I pattini rossi
E’ il mio compleanno. I miei amici sono qui solo perché il locale è bellissimo. Vado un attimo in bagno che ho bevuto troppo. C’è fila. Quando torno al mio tavolo non c’è più nessuno. “Stronzi!” Raccatto il mio cappotto sotto il tavolino e noto un paio di pattini rossi. Li indosso, è la prima volta. Esco. La strada principale, me la sto cavando. Il mio portone, L’ascensore. Casa. «Ti sei divertita?» «Tantissimo mamma» «Ma che roba è? Togliteli!» «No, voglio tenerli!» « Ti sembra il momento di fare i capricci?» «Sì, vai ora. Buonanotte». Io non me li tolgo più i miei pattini rossi !. La sveglia suona e scivolo in bagno. Metto la tuta così non devo togliere i pattini, neanche un secondo. «Non puoi andare a scuola così!»

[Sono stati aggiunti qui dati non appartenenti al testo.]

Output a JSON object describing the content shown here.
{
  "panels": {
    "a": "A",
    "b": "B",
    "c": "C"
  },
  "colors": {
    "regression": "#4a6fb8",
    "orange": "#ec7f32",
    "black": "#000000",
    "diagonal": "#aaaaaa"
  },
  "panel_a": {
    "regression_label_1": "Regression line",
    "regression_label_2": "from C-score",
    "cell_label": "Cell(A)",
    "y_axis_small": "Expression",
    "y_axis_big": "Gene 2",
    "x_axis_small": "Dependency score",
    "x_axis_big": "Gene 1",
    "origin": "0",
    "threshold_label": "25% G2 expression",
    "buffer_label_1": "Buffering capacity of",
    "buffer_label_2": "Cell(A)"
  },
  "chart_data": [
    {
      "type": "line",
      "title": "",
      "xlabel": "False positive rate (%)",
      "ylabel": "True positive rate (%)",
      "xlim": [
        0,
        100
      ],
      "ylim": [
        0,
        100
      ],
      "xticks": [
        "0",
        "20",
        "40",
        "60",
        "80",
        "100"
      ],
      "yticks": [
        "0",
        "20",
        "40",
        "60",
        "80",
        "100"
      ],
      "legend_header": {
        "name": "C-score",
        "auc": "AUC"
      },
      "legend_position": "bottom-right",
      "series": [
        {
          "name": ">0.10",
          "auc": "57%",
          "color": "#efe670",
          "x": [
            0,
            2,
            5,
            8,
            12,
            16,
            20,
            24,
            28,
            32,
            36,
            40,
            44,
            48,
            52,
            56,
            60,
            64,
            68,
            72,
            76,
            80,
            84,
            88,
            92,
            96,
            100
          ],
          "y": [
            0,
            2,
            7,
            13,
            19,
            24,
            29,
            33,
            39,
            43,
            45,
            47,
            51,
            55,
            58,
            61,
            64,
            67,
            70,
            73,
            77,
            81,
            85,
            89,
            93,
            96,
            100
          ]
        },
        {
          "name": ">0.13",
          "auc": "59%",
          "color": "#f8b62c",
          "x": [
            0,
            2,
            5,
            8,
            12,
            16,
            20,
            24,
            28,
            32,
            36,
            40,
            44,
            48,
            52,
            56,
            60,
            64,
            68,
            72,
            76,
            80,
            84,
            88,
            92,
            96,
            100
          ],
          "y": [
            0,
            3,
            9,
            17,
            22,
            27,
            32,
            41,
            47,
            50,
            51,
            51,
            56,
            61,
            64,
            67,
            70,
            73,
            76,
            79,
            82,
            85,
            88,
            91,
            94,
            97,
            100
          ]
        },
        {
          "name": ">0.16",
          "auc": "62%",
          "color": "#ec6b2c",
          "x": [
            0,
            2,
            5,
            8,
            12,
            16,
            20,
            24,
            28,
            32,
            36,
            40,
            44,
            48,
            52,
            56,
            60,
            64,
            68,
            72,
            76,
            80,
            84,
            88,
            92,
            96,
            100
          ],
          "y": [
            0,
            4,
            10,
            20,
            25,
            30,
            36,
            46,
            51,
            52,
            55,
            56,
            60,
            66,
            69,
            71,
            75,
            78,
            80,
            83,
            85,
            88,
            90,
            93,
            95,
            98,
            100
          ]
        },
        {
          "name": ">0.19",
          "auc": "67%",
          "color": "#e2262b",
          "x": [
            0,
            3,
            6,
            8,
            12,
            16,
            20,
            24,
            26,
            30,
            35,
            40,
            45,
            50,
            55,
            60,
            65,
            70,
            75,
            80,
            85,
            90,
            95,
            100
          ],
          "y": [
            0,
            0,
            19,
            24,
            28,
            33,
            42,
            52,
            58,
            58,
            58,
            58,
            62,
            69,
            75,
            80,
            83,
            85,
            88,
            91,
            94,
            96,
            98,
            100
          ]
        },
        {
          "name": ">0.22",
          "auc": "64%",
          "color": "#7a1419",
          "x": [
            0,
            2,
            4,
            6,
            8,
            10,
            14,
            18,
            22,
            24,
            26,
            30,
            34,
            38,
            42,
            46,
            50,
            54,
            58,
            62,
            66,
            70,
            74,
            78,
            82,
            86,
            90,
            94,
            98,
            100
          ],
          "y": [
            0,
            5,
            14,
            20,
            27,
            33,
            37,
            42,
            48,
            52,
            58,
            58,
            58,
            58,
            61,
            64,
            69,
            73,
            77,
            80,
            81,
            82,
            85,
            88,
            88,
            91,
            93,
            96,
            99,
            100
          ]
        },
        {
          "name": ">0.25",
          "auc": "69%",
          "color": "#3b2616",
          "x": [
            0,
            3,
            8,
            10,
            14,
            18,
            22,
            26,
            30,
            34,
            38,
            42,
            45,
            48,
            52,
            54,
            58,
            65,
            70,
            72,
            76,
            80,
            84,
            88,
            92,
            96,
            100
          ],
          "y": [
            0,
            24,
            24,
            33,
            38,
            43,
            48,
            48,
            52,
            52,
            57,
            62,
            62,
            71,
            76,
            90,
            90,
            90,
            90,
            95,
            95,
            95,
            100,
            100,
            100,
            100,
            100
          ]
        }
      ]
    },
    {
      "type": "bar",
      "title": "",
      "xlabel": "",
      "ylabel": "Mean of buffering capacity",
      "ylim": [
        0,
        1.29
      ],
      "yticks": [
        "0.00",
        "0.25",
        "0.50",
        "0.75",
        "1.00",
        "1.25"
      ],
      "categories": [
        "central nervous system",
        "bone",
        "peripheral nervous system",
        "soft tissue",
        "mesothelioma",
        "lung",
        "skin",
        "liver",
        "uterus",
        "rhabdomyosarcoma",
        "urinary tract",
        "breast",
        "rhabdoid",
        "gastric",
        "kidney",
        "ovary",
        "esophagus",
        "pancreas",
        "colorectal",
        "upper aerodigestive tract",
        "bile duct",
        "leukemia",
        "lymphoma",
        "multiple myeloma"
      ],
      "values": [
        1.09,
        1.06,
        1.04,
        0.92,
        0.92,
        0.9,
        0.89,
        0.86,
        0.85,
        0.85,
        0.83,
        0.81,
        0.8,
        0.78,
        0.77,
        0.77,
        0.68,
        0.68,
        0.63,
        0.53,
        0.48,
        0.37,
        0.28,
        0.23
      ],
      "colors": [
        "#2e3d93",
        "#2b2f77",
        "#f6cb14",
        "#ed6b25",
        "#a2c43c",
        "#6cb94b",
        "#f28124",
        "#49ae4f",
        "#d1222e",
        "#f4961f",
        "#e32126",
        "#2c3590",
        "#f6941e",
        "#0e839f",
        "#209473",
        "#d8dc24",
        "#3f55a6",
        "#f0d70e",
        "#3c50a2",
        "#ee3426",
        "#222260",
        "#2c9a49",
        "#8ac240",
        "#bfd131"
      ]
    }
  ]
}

«E invece sì!» Ascensore, portone, la strada. La velocità che aumenta. Io a scuola non entro. I miei pattini sono magici, ne sono sicura. Piove. C’è un palazzo abbandonato. Ci entro. Spazi enormi senza ostacoli, tanti ragazzi con pattini diversi. Un tizio mi accarezza, ma i pattini mi fanno dimenticare tutto. Ci sono infinità di strade, voglio vederle. Lascio fare ai miei pattini rossi. Sono sul ponte della città. Grande. E’ diventato molle, ho la nausea; lo sanno tutti che dopo il ponte si imbocca la discesa e che, se non rallenti, finisci dritto, dritto in mare. Vorrei potermi fidare ancora dei pattini, ma non si slacciano, capricci pesanti. L’acqua è troppo fredda. Pattini pesanti. Poi uno strattone. Poi una bocca sulla mia bocca. Qualcuno mi strappa via i pattini. Libera! Sono libera? Riemergo. Mi porterò la fame d’aria per tutta la vita. Quando arriverò a casa sarò quasi asciutta. Nel nostro mare vivono le sirene e credo di aver sentito il loro suono. Libera! Libera? La strada, il portone, l’ascensore. Scalza.